New York City Comptroller John Liu, who has been giving strong hints he intends to run for mayor in 2013, used to be focused specifically on collecting campaign checks of exactly $800 dollars, and indeed, his previous finance reports show contributions almost exclusively in that amount. This was intended, Mr. Liu said at the time, to prove he wasn’t beholden to special interests.
However, his new fundraising report for shows only two contributions in that amount, with less contributions overall as well. Both of these trends are almost surely attributed to federal indictments against his campaign’s fundraising.
The shift in fundraising tactics doesn’t come as a surprise either. Mr. Liu announced he was changing his $800 self-imposed contribution limit after authorities arrested his fundraiser Xing Wu Pan last year for allegedly funneling large donations through straw donors in order to take advantage of the city’s campaign financing system that matches low-dollar contributions with more public funds.
Almost all of Mr. Liu’s allegedly sketchy contributions came from donors in the Asian community and the number 8 is considered lucky in Chinese culture — A New York Magazine profile of Mr. Liu’s woes was even entitled “Unlucky 800” — but Mr. Liu clearly wasn’t happy with the association.

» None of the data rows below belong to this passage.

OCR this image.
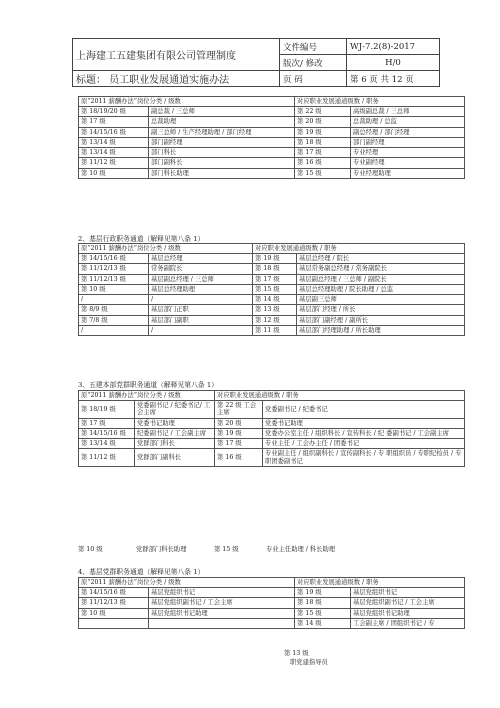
上海建工五建集团有限公司管理制度	文件编号	WJ-7.2(8)-2017
	版次/ 修改	H/0
标题： 员工职业发展通道实施办法	页 码	第 6 页 共 12 页
原“2011 薪酬办法”岗位分类 / 级数		对应职业发展通道级数 / 职务	
第 18/19/20 级	副总裁 / 三总师	第 22 级	高级副总裁 / 三总师
第 17 级	总裁助理	第 20 级	总裁助理 / 总监
第 14/15/16 级	副三总师 / 生产经理助理 / 部门经理	第 19 级	副总经理 / 部门经理
第 13/14 级	部门副经理	第 18 级	部门副经理
第 13/14 级	部门科长	第 17 级	专业经理
第 11/12 级	部门副科长	第 16 级	专业副经理
第 10 级	部门科长助理	第 15 级	专业经理助理
2、基层行政职务通道（解释见第八条 1）
原“2011 薪酬办法”岗位分类 / 级数		对应职业发展通道级数 / 职务	
第 14/15/16 级	基层总经理	第 19 级	基层总经理 / 院长
第 11/12/13 级	常务副院长	第 18 级	基层常务副总经理 / 常务副院长
第 11/12/13 级	基层副总经理 / 三总师	第 17 级	基层副总经理 / 三总师 / 副院长
第 10 级	基层总经理助理	第 15 级	基层总经理助理 / 院长助理 / 总监
/	/	第 14 级	基层副三总师
第 8/9 级	基层部门正职	第 13 级	基层部门经理 / 所长
第 7/8 级	基层部门副职	第 12 级	基层部门副经理 / 副所长
/	/	第 11 级	基层部门经理助理 / 所长助理
3、五建本部党群职务通道（解释见第八条 1）
原“2011 薪酬办法”岗位分类 / 级数		对应职业发展通道级数 / 职务	
第 18/19 级	党委副书记 / 纪委书记/ 工会主席	第 22 级 工会主席	党委副书记 / 纪委书记
第 17 级	党委书记助理	第 20 级	党委书记助理
第 14/15/16 级	纪委副书记 / 工会副主席	第 19 级	党委办公室主任 / 组织科长 / 宣传科长 / 纪 委副书记 / 工会副主席
第 13/14 级	党群部门科长	第 17 级	专业主任 / 工会办主任 / 团委书记
第 11/12 级	党群部门副科长	第 16 级	专业副主任 / 组织副科长 / 宣传副科长 / 专 职组织员 / 专职纪检员 / 专职团委副书记
第 10 级	党群部门科长助理	第 15 级	专业主任助理 / 科长助理
4、基层党群职务通道（解释见第八条 1）
原“2011 薪酬办法”岗位分类 / 级数		对应职业发展通道级数 / 职务	
第 14/15/16 级	基层党组织书记	第 19 级	基层党组织书记
第 11/12/13 级	基层党组织副书记 / 工会主席	第 18 级	基层党组织副书记 / 工会主席
第 10 级	基层党组织书记助理	第 15 级	基层党组织书记助理
		第 14 级	工会副主席 / 团组织书记 / 专
第 13 级
职党建指导员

“And now the $800 limit on campaign contributions that I voluntarily self-imposed is being portrayed by the media as some kind of freaky Chinese thing, which I don’t know exactly how that happened,” Capital New York reported John Liu saying near the end of the last filing period. “My contributors are calling me saying, ‘Why did you do the $800? We were perfectly willing to give you much more than that.’ So at this point it’s gotten absolutely nothing but grief for my setting the contribution much lower than the maximum.”